Fervono le proteste dei cristiani in Cina, dopo che le autorità di Zhejiang (provincia costiera occidentale della Repubblica) ha disposto il sequestro di più di 1.200 croci dalle chiese localizzate nel suo territorio. L’iniziativa è solo l’ultimo atto di una campagna iniziata nel 2013, promossa dal governo allo scopo di cancellare i simboli religiosi in virtù della ragione di Stato.
La Cina è infatti particolarmente intollerante nei confronti dei religiosi praticanti, al punto che molti cittadini si rifiutano addirittura di dichiarare apertamente la propria professione ideologica-qualora non sia quella comunista-per timore di ripercussioni.
Molti cristiani si sono però ribellati ai diktat imposti dal governo, e lo scorso venerdì una ventina di temerari esponenti del clero cattolico hanno manifestato pubblicamente presso Wenzhou-città ribattezzata “Gerusalemme dell’Est”-per protestare contro la rimozione forzata dei crocifissi. Tra loro c’era anche Vincent Zhu Weifang, 89enne vescovo della diocesi locale.
La protesta è andata avanti per più di due ore, sotto i vigili occhi della polizia del regime, ma secondo quanto riportato da UCA News non sono stati registrati scontri. La provincia di Zhejiang è considerata come il luogo più caldo di questo braccio di ferro tra il governo di Pechino, deciso ad imporre l’ideologia capitalista-comunista distruggendo ogni altro “concorrente”, ed i cristiani.
Zhejiang può infatti vantare la più grande congregazione cristiana di tutta la Cina (circa 300.000 cattolici, oltre ad un milione di protestanti), ed è considerata la roccaforte della libertà di culto in patria, il baluardo massimo contro l’oppressivo governo cinese.
Per questa ragione, da Pechino, la parola d’ordine è una sola: distruzione. Moltissime chiese sono state infatti prese di mira da parte della polizia, che nel migliore dei casi ha l’ordine di razziare; nel peggiore, intervengono ruspe e bulldozer per ridurre i luoghi di culto in macerie.
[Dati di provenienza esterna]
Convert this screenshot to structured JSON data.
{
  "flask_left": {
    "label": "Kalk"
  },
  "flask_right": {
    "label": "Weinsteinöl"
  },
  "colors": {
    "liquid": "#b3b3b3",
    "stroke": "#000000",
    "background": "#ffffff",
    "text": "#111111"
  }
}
Il governo tuttavia nega che sia in atto una qualsivoglia forma di discriminazione religiosa, e continua a sostenere la tesi secondo cui stia semplicemente “demolendo costruzioni abusive”. “Stanno cercando di trasformare il culto cristiano in uno strumento che possa essere funzionale al Partito” ha denunciato un prete cinese citato dal The Guardian, la cui identità non è stata resa nota.
“Quello che stanno facendo è paragonabile a quanto accaduto durante la Rivoluzione Culturale” ha continuato l’anonimo esponente clericale, citando la distruzione indiscriminata di luoghi di culto avvenuta negli anni ’60 per ordine di Mao Zedong. Già a Maggio erano apparse fotografie che ritraevano la croce di una chiesa a Zhejiang data alle fiamme. “Questi atti diabolici stanno causando un grande risentimento, ed una grande rabbia tra i fedeli” hanno ammonito alcuni esponenti del clero, in una lettera aperta inviata a Pechino.
“Rimuovere le croci significa distruggere la fede dei credenti, distruggere l’amore ed indulgere all’odio”. La questione della guerra alle religioni in Cina-a partire proprio dal cristianesimo, che rappresenta quella in più rapida ascesa-ha già valicato i confini nazionali. Marco Rubio, repubblicano candidato alla Casa Bianca, ha affermato che: “Senza alcun dubbio, la libertà religiosa è sotto assedio in Cina”.
Molti attivisti statunitensi hanno inoltre chiesto al Presidente Barack Obama di discutere la questione con il collega cinese Xi Jinping, quando quest’ultimo giungerà in visita nel Paese a stelle e strisce il prossimo Settembre.